Sabres winger Kyle Okposo, who is in Skinner’s workout group with O’Brien, was excited when he heard the two would be teammates in Buffalo.
“His work ethic is off the charts,” Okposo said. “He takes like one week off after the season and gets back in the gym. He really hits it hard all summer. He takes care of himself. In the work ethic department, second to none.”
In December 2012, the Skinner children gathered at Angus Glen Community Centre, a massive structure on the outskirts of town that holds two NHL-size rinks, each with 225 seats, as well as a swimming pool and gymnasium. With the NHL amid a work stoppage, Jeff was home for the holidays. It was time for the first and only 3-on-3 game between the siblings.
It was the rare occasion when Jeff put a lid on his competitiveness. He kept passing to Erica and encouraged her to rush up the ice to score.
The siblings no longer live under the same roof, but they remain close. Life news is shared in a family-wide email. Texts and FaceTime make it easier to keep in touch.
Early in Jeff’s career, Andy would plan a weeklong trip to Raleigh, N.C., to help with the transition to NHL life. The family only saw a handful of Hurricanes games each season. The latest chapter in Jeff's career has helped.
Jeff was traded to the Sabres on Aug. 2 in exchange for three draft picks and prospect Cliff Pu. Now, they're a two-hour drive away.
“It’s fun,” Jeff said. “It’s exciting for them. It’s exciting for me that they get to watch me play live a little bit more. I’m able to see them a little bit more, too, which is nice. We’re a pretty close family. ... Now they can just drive down.”
It’s unclear how long they’ll be able to enjoy the proximity, though. Jeff is in the final year of a six-year, $34.35 million extension given to him by Rutherford in 2012.
Sabres general manager Jason Botterill repeatedly has said he maintains contact with Jeff's agent, Don Meehan, but does not plan to have formal talks until after the holidays. The fan base has made its wishes known.

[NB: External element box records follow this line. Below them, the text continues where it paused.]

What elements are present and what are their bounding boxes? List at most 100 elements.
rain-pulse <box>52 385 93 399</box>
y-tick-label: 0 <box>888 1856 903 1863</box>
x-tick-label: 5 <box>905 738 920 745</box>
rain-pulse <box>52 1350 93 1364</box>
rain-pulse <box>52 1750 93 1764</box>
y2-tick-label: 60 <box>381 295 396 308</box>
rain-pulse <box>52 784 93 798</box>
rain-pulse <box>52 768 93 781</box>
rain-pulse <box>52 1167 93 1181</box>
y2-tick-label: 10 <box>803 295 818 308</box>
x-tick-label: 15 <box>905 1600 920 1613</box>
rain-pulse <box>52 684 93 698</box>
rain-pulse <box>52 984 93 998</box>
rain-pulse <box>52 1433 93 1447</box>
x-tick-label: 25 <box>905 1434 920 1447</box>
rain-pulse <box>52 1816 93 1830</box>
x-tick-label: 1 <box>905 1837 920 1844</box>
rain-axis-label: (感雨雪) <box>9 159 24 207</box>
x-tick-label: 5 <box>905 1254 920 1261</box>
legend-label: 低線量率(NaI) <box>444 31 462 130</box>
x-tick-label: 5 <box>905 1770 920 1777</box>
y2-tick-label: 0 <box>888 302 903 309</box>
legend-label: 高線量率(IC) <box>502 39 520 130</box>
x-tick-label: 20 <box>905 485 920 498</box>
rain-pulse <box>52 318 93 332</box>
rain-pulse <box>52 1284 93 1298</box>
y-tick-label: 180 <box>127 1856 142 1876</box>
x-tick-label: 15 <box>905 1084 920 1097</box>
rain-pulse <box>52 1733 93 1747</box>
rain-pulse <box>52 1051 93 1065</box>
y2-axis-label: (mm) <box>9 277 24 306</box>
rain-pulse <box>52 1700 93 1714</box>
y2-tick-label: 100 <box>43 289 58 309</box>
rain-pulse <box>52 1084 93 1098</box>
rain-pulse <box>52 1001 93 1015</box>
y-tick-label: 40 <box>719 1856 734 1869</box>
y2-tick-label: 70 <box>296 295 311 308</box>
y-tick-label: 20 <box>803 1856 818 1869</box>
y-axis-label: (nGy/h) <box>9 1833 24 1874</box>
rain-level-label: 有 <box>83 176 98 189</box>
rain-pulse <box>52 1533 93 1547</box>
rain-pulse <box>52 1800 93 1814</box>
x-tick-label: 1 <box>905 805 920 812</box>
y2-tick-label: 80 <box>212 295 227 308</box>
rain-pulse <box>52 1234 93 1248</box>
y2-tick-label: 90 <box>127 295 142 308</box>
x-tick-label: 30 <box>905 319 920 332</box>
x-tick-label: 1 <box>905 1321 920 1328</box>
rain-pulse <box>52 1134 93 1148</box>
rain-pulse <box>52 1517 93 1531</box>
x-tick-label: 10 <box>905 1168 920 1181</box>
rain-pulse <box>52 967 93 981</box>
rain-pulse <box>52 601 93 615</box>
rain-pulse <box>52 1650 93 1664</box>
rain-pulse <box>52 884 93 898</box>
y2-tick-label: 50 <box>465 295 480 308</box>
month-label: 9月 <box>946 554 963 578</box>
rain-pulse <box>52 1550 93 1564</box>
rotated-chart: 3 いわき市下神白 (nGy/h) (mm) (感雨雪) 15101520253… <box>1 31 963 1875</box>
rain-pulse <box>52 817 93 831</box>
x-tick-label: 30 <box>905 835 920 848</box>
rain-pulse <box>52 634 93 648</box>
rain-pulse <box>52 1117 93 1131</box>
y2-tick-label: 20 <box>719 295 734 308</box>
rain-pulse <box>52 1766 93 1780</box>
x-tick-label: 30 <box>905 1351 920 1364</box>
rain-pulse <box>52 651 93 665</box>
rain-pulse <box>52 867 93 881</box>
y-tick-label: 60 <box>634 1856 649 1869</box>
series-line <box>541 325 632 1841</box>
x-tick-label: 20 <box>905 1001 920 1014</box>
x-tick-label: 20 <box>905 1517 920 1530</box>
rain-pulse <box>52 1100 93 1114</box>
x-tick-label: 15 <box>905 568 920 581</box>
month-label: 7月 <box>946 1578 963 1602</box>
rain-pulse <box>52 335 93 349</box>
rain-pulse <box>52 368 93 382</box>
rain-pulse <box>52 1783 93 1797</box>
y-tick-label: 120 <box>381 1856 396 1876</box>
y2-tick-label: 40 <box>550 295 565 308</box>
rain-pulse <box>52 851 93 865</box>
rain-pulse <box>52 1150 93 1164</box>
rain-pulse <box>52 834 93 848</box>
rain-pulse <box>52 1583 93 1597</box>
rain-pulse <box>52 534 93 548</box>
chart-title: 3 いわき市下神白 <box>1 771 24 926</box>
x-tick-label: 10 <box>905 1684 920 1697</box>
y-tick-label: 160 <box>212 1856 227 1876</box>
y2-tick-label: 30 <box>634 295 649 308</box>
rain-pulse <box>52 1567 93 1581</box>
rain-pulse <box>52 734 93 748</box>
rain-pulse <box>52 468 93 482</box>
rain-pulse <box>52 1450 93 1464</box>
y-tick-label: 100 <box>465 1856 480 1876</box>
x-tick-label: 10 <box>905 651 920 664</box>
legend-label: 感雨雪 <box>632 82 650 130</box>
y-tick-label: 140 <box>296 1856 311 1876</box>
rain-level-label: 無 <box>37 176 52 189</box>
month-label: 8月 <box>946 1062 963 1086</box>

Zoom Copy on Main Street in downtown Buffalo created a sign that reads “Jeff Skinner for Mayor of Buffalo.”
Skinner’s teammates have joked with him about the contract situation. The media circles back to the issue. For now, he’s just trying to play hockey and enjoy living closer to his family.
He had 10 goals during the Sabres' 10-game win streak and could represent the team at the NHL All-Star Game in San Jose on Jan. 26.
He knows it wouldn't be possible with everyone at home.
“My parents and older siblings set the tone with work ethic,” Jeff said. “Having my older sisters as role models was helpful. My brother, too. I didn’t necessarily compete against them, but sort of watching how they carried themselves in everything -- school, sports. They were always trying to be the best they can be. They set a pretty high standard.”